Prenons un exemple : vous possédez de la mémoire PC3200 Noname et elle est déjà cadencé à 200Mhz, n’espérez donc pas atteindre 250Mhz en synchro.Il vous faudra désynchroniser votre mémoire en la passant de 200Mhz à 166MHz. Puis si vous continuer à monter et que vous arrivez à la limite de la RAM, passez là à 133Mhz.
Il est nécessaire de vérifier que les ports AGP ou PCi-Express sont bloqués en fréquences, ils peuvent avoir une influence sur la stabilité, les valeurs par defaut sont 33/66Mhz (AGP/PCI) et 100Mhz pour les ports PCI-Express.
Une fois passé cette barrière, vous pouvez entamer votre montée. Augmentez petit à petit votre FSB par pas de 10Mhz au début puis 5MHz et pour finir à 1Mhz. A chaque montée, vérifiez votre stabilité avec des logiciels cités ci-dessus, ou quelque série de 3DMark.
Si le système n’apparaît pas stable, augmenter légèrement le Vcore et renouveler l’opération, tout en vérifiant la température. Evitez de dépasser les 70°c en période de stress
En ce qui concerne le HT Link, comme vu plus haut, sa valeur est de 1Ghz sur les carte mères s939 et AM2 tandis qu'elle est de 800Mhz pour les carte mère s754 (coeff HT : x4).
En effet, lorsque le FSB va augmenter la valeur du HT Link va suivre en fonction du coefficient HT défini, vous pourrez dépasser les 1Ghz et atteindre 1,2 Ghz par exemple si votre carte mére est de bonne facture.

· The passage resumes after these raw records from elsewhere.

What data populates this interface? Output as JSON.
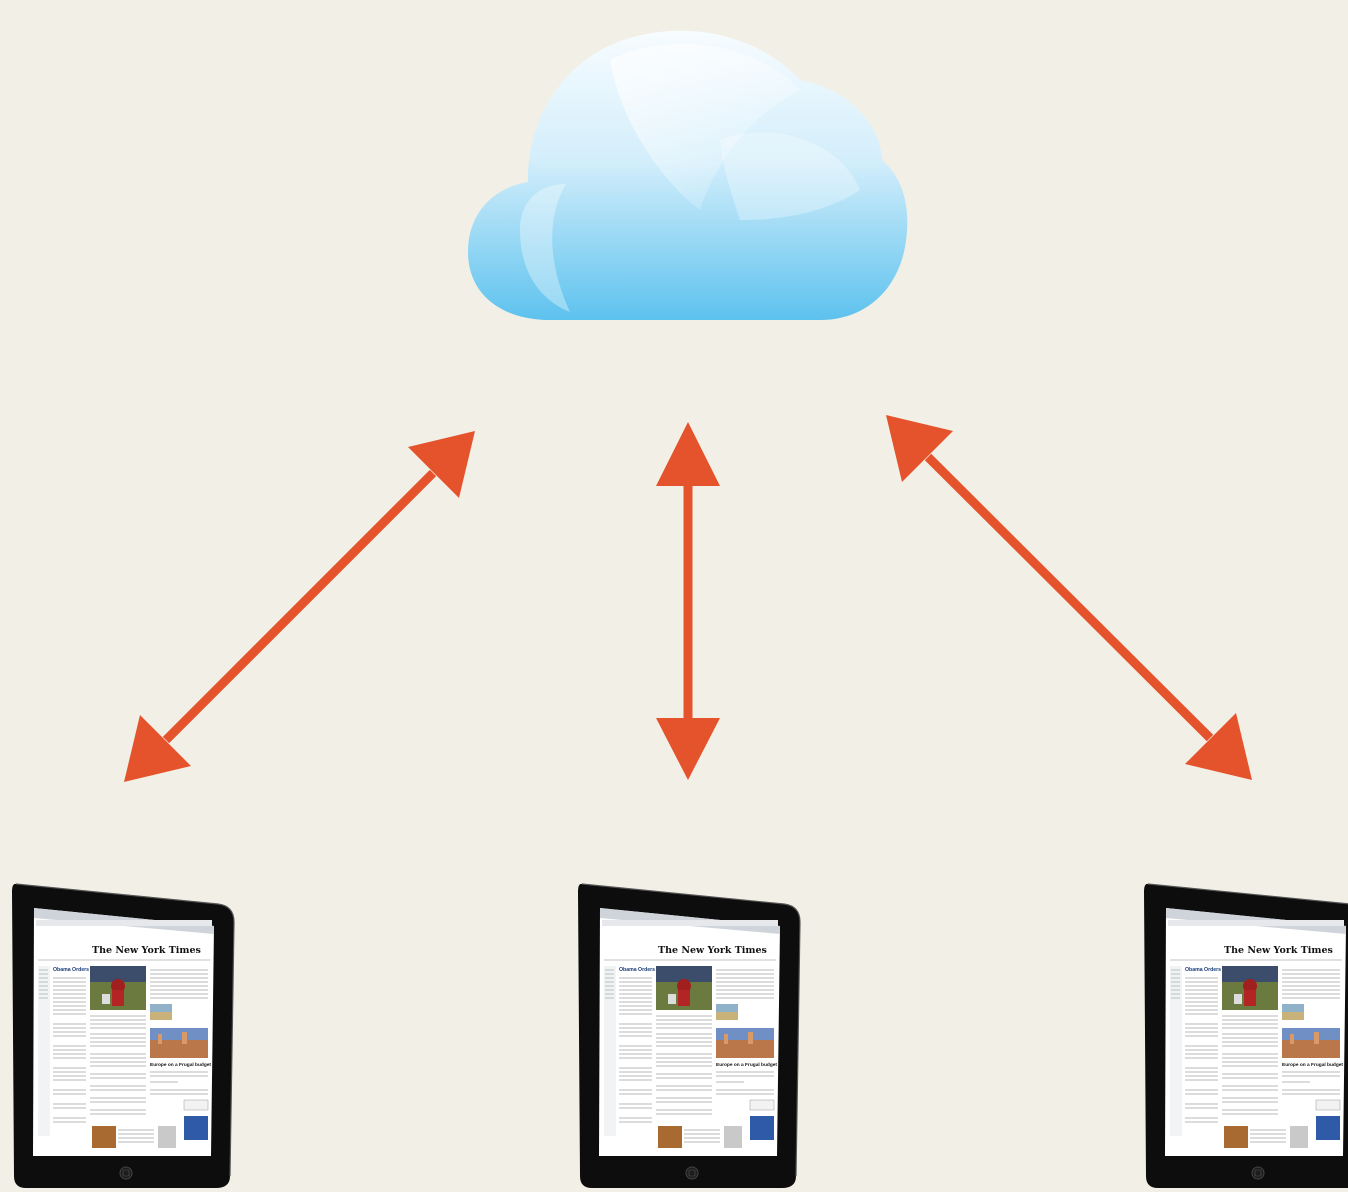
{
  "colors": {
    "background": "#f2f0e6",
    "arrow": "#e5532d",
    "cloud_top": "#f4fbff",
    "cloud_bottom": "#5fc3ee",
    "tablet_bezel": "#0d0d0d"
  },
  "icons": [
    "cloud-icon",
    "double-arrow-icon",
    "tablet-icon"
  ],
  "cloud": {
    "label": ""
  },
  "tablets": [
    {
      "name": "tablet-left",
      "masthead": "The New York Times",
      "headline_1": "Obama Orders Improvements in Security Policies",
      "headline_2": "Europe on a Frugal budget"
    },
    {
      "name": "tablet-center",
      "masthead": "The New York Times",
      "headline_1": "Obama Orders Improvements in Security Policies",
      "headline_2": "Europe on a Frugal budget"
    },
    {
      "name": "tablet-right",
      "masthead": "The New York Times",
      "headline_1": "Obama Orders Improvements in Security Policies",
      "headline_2": "Europe on a Frugal budget"
    }
  ]
}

Imaginons, vous atteignez les 250Mhz de FSB et votre système est instable, si vous n’avez pas touché au coefficient HT, ce dernier va être à 1250Mhz ce qui est bien plus élevée que sa valeur de départ. Passer alors le coefficient à 4 et vous allez retrouvez un HT Link de 1000Mhz.
En cas de tests poussés, passez directement le coefficient à 3 pour ne pas être limité, sachant que la différence de performance est négligeable.
Il ne faut pas perdre de vue que le processeur n’est pas le seul à être mis à contribution, la carte mère aussi doit proposer de bonnes performances et notamment une bonne montée du FSB, il peut-être nécessaire d’augmenter la tension d’alimentation du chipset. Elle peut aussi devenir facteur limitant de votre overclocking.
Concernant les voltages, ne perdait pas de vue qu'un voltage plus important entrainera une dissipation plus importante. Il existe aussi une regle pouvant épargner vos barrettes de RAM d'une mort subite, il faut que la relation suivante soit TOUJOURS vérifiée :
|Vcore - Vddr/2| strictement inférieur à 0.35V. (Non valable pour l'AM2)
Petite astuce, afin de connaitre les limites de votre carte mére, testez tout d'abord le FSB Max : mettez le plus petit coefficient possible sur votre processeur et définissez un coefficient HT Link à x1. Augmentez progressivement comme si vous overclockiez votre processeur hors celui-ci sera toujours inférieur à sa fréquence d'origine, ainsi le facteur limitant sera le FSB.
Testez ensuite le HT Link maximum : gardez un coefficient processeur bas mais disposez votre coefficient HT sur sa valeure maximale : x5. Augmentez jusqu'à ce ne soit plus stable et vous aurez trouvé votre HT Link maximum, ne dépassez docn pas cette valeur lors de vos overclockings.
Vous pouvez tester toute les limites de votre carte mére de cette façon, pour la ram, même principe, on descend le coefficient processeur, et le coefficient HT Link et on augmente le FSB en étant synchronisé avec la ram : ratio 1/1. Et ainsi de suite suivant chaque timings possible de votre ram.
Ce guide est maintenant terminé et nous espérons qu’il vous sera utile dans vos futurs overclockings.